Which came first, nucleic acids or proteins? This question is molecular biology's version of the "chicken-or-the-egg" riddle. Genes made of nucleic acids (DNA or RNA) contain the instructions for making proteins, but enzymes made of proteins are needed to replicate genes. For those who try to understand how life originated, this once seemed an intractable paradox.
The discovery 25 years ago that RNA can be enzymatic permits us to speculate that pre-biotic self-replicating molecules may have been RNAs (1,2). This is known as the "RNA World" hypothesis, and with the discovery of RNA catalysis, it is now possible to imagine a prebiotic 'RNA World' (or even one populated by early life forms) in which self-replicating ribozymes (RNA-based enzymes that possess the catalytic ability to copy themselves) accomplished both tasks, thus avoiding the potential "chicken-or-the-egg" conundrum (3).
But there's a catch.
In order to copy RNA, fragments or monomers that have 5'-triphosphates must be ligated together. This is true for modern polymerases, and is also the most likely mechanism by which a ribozyme self-replicase in an RNA World might function. Yet no one has found a modern natural ribozyme that catalyze this reaction (pictured right).

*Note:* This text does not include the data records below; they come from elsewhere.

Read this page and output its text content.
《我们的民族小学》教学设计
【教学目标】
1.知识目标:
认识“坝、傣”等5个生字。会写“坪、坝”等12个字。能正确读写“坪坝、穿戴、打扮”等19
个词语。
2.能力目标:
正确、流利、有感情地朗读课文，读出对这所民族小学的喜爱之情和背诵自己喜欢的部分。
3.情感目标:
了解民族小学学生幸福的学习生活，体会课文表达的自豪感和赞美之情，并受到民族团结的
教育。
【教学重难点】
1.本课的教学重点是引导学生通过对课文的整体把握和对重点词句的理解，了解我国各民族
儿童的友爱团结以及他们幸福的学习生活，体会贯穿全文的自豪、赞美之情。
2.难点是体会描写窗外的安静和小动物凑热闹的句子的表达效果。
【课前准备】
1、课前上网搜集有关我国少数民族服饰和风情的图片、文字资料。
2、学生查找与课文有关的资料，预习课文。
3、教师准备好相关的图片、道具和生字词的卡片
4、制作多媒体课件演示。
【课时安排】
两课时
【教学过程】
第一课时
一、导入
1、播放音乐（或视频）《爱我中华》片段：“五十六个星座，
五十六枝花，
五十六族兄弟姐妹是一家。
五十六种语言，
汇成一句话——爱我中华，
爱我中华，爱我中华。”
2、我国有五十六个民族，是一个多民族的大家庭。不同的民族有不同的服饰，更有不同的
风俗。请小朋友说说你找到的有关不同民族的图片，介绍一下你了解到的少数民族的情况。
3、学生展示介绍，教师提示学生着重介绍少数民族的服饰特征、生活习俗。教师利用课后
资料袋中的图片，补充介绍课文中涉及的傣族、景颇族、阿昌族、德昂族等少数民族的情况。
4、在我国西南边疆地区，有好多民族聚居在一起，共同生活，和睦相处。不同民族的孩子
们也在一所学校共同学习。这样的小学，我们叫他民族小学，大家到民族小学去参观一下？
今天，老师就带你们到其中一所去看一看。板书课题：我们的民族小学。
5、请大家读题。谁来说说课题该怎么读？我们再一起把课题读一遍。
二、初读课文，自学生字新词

RNA in vitro evolution and selection has however enabled several research groups to discover RNA sequences that can in fact catalyze the required chemical reaction (shown above) for 5'-triphosphate RNA fragment ligation, and one group has even produced a primitive but functional RNA-based RNA polymerase ribozyme (4). This provides a Proof of Principle that RNA is capable of such feats, and absent time travel, this is likely the best we will be able to do.
As a first step to understanding what properties of ribozymes are of fundamental importance to a plausible RNA World evolutionary scenerio, and how RNA catalysts evolve in three-dimensional space, we have solved the structure of an RNA Ligase Ribozyme that catalyzes the assembly of RNA from a nucleotide-5'-triphosphate fragment.
Dr. Michael Robertson in vitro selected a ligase ribozyme during his Ph.D. with Dr. Andrew Ellington that regioselectively catalyzes a 5'-3' RNA ligation reaction. He called this the L1 ligase. To better understand the details of how this ribozyme folds into a structure that permits it to catalyze this fundamental reaction, we have solved the structure of a catalytically active variant of his original ribozyme, which we call L1X6c (left).
The three-dimensional structure reveals tertiary contacts, including an invariant base triple, that help to position an essential Mg2+ at the ligation site, along with a potentially catalytically-relevant tightly-bound water molecule (right). Together with the RNA, these moieties help to guide proper regiospecific assembly of a 3' to 5' phosphodiester RNA backbone linkage. Specifically, the 2' and 3' protons of the ribose substrate have similar pKas, and formation of an improper 2' to 5' phosphodiester linkage would be equally probable to formation of a 3' to 5' linkage. The L1 ligase ribozyme appears to have evolved the capacity to bind a water molecule within hydrogen bonding distance to the 2'-oxygen, which might then lead to instant reprotonation of the aberrant nucleophile, should it become deprotonated. This would enable the the 3' to 5' reaction to be stereoselective in favor of the proper ligation product, i.e., the 3' to 5' phosphodiester linkage observed in all natural nucleic acids.
In summary, the L1 ligase ribozyme (as well as other in vitro evolved ligase ribozymes) is an empirical proof of principle that RNA is capable of catalyzing the phosphodiester isomerization reaction that would be required of any self-replicating RNA in a prebiotic RNA World. The three-dimensional structure gives us our first glimpse of how this reaction is catalyzed by the RNA in a regiospecific manner.
- K. Kruger, P. J. Grabowski, A. J. Zaug, J. Sands, D. E. Gottschling, and T. R. Cech. Self-splicing RNA: Autoexcision and autocyclization of the ribosomal RNA intervening sequence of tetrahymena. Cell, 1982, 31, 147-157.
- C. Guerrier-Takada, K. Gardiner, T. Marsh, N. Pace, and Sidney Altman. The RNA moiety of ribonuclease P is the catalytic subunit of the enzyme. Cell, 1983, 35, 849-857.
- R. F. Gesteland, J. F. Atkins, Eds., The RNA World. Cold Spring Harbor Laboratory Press, Plainview, New York, 1993.
- W. K. Johnston, P.J. Unrau, M.S. Lawrence, M.E. Glasner, and D.P. Bartel. 2001. RNA-catalyzed RNA- polymerization: Accurate and general RNA-templated primer extension. Science, 2001, 292, 1319-1325.
Michael P. Robertson and William G. Scott. The structural basis for ribozyme-catalyzed RNA assembly. Science, 2007, 315, 1549-1553.